A number of MPs held a session in Tahrir Square Tuesday night after police stopped them from entering the Parliament building.
“The military council had no right to dissolve Parliament,” said FJP MP Mohamed al-Beltagy, adding that the Egyptian people are waiting for Mohamed Morsy, whom he already called the president-elect, to be sworn in in Tahrir Square.
A group of Muslim Brotherhood protesters from Suez joined the demonstration in Tahrir, chanting slogans against military council head Field Marshal Hussein Tantawi and for the martyrs of the 25 January revolution.
Demonstrators marching to Tahrir from Maspero, the state media building, chanted, “The army is in our heart, the military council is against us” and “We swear with the martyr’s blood to have a new revolution.”
The April 6 Youth Movement led a march from the Mostafa Mahmoud Mosque in Mohandiseen to Tahrir. April 6 spokesperson Mahmoud Afify told Al-Masy Al-Youm that the movement rejects the military council’s coup and the dissolution of Parliament.
Hundreds protested at the Parliament building near Tahrir, chanting, “Down with military rule” and “Legitimacy to Parliament.” Some MPs from the dissolved Parliament joined the protest.
Former MP Mohamed al-Omda told Al-Masry Al-Youm that the MPs demand that parliamentary sessions be held to continue on the democratic path.
A march from Cairo’s Ramses Square arrived in Tahrir Tuesday evening, as did a group of Egyptians from Assiut in Upper Egypt. They raised a banner reading, “The people of Assiut reject the dissolution of Parliament” and chanted slogans against military rule.
Muslim Brotherhood members began setting up a stage and a podium for the group, one of the main participants in the demonstration.
A number of political and revolutionary forces had called for the protest.
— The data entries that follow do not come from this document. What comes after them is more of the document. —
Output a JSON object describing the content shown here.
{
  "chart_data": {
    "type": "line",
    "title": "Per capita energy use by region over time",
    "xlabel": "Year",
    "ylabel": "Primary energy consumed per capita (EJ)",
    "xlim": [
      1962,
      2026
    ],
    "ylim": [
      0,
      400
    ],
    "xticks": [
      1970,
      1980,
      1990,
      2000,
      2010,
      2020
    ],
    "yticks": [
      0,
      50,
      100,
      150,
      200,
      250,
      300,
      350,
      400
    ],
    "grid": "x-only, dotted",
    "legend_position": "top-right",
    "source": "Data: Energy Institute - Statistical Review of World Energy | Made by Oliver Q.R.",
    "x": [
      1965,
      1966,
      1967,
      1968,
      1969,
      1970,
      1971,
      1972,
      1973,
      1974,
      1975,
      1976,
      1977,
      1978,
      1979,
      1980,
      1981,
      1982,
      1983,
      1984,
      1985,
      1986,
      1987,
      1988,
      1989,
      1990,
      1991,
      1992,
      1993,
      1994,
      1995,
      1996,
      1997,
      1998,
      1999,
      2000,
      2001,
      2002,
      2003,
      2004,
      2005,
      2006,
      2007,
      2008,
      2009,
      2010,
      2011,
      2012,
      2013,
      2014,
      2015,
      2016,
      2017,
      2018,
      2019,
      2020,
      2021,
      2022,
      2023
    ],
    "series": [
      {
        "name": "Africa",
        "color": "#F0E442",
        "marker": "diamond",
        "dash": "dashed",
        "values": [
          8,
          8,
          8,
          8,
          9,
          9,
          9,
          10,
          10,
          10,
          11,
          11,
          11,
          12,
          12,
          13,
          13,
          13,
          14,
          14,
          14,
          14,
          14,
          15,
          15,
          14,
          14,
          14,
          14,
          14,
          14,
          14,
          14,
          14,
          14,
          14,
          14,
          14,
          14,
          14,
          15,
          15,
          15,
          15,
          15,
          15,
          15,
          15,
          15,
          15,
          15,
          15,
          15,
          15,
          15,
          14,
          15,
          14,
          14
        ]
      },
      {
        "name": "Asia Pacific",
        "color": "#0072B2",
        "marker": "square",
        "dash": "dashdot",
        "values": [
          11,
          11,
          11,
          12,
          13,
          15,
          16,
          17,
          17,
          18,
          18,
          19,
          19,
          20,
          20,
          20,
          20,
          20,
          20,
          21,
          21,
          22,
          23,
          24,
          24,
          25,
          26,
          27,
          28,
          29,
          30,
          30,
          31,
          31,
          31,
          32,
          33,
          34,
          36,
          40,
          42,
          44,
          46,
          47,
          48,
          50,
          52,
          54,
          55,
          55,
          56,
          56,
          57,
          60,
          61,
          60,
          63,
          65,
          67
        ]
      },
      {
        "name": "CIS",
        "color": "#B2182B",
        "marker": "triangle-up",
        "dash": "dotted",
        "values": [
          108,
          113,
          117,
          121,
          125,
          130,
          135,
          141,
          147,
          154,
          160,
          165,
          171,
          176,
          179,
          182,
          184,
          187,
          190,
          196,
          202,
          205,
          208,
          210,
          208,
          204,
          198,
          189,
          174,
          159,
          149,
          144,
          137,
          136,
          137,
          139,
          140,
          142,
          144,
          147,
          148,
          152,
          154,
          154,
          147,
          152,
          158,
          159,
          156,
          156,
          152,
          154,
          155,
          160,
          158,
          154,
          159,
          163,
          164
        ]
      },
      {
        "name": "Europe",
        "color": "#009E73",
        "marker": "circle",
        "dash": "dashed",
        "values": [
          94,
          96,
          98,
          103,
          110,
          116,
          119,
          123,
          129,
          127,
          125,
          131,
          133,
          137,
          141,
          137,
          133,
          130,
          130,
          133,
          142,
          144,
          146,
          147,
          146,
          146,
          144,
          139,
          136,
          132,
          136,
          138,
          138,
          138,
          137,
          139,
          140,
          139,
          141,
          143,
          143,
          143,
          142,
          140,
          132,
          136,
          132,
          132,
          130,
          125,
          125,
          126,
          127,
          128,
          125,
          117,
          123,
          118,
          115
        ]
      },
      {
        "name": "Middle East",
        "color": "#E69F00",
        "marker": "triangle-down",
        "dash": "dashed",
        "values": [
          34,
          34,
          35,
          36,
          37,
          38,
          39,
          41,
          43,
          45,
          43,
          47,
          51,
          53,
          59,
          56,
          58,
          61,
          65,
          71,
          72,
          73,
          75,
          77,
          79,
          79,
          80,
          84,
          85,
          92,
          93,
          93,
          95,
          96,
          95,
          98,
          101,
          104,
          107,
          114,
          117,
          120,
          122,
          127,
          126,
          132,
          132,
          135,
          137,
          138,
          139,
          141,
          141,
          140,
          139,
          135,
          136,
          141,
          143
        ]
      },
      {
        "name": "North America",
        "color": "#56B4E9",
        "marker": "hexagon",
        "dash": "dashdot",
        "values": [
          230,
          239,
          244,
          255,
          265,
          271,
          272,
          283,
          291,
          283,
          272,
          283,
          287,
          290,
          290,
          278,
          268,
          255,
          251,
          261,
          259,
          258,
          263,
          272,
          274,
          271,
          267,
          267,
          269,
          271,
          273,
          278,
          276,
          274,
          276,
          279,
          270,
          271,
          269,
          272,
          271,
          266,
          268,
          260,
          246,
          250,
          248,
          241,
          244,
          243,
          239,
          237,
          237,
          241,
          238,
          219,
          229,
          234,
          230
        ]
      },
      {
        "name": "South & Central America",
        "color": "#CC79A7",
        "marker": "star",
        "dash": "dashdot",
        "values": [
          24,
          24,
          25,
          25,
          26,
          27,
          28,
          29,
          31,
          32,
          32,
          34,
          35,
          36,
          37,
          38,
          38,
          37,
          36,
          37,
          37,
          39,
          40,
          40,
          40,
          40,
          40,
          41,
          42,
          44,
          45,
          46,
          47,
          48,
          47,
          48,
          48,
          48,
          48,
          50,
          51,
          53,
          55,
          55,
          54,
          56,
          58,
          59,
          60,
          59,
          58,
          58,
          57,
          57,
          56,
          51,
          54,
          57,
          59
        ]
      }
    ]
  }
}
The SCAF issued the Constitutional Declaration supplement as vote counting began for the presidential runoff on Sunday night.
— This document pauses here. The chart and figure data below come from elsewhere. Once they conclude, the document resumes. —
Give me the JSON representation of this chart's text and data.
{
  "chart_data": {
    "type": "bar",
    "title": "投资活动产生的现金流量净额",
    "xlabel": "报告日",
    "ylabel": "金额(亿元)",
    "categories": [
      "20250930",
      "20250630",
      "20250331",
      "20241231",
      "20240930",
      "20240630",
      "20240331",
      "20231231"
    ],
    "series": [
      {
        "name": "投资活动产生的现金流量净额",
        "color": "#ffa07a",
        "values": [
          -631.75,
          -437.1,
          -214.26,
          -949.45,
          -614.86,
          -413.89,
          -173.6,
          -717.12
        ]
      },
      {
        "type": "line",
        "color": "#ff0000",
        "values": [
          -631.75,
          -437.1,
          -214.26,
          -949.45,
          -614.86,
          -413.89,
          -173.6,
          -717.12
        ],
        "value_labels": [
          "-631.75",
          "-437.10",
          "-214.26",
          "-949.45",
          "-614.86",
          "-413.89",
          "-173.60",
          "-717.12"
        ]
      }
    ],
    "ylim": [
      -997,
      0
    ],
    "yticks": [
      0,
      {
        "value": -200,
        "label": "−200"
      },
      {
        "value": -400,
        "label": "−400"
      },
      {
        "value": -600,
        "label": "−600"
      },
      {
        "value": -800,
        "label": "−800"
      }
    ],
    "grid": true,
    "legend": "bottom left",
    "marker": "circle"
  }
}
Protesters carried Egyptian flags and chanted, “Down with military rule” and Speak up, don’t be afraid ... the SCAF must leave.”
Political groups participating in the protest — including the Muslim Brotherhood’s Freedom and Justice Party, the Salafi Nour Party, the moderate Islamist Wasat Party, Jama’a al-Islamiya, the April 6 Youth Movement and the Revolutionary Socialists — also rejected the dissolution of Parliament and the Defense Ministry decree that allows military police to investigate and arrest civilians.
The Muslim Brotherhood mobilized thousands of its members from a number of governorates to participate in the protest.
In Sharqiya Governorate, bus stops were filled with people on their way to Cairo, while the Brotherhood provided a number of buses to transport people directly to Tahrir Square.
A Muslim Brotherhood leader in Sharqiya, Sayed Abdel Hamid, said the group “refuses the supplement to the Constitutional Declaration that prolongs the transitional period and strips away the next president’s powers.”
The FJP in Gharbiya Governorate also bussed people to Tahrir.
Mohamed al-Masry, the FJP’s secretary in the Upper Egyptian governorate of Sohag, said that some 5,000 members of the FJP, the Construction and Development Party and the Nour Party, as well as a number of revolutionary coalitions and various political forces in Aswan and Sohag, had travelled to Cairo in order to participate in the protest.
In Kafr al-Sheikh, Ayman Hegazi, an FJP spokesman, said that hundreds of Brotherhood members, along with members of other political movements, had gone to Cairo to join the protest in Tahrir.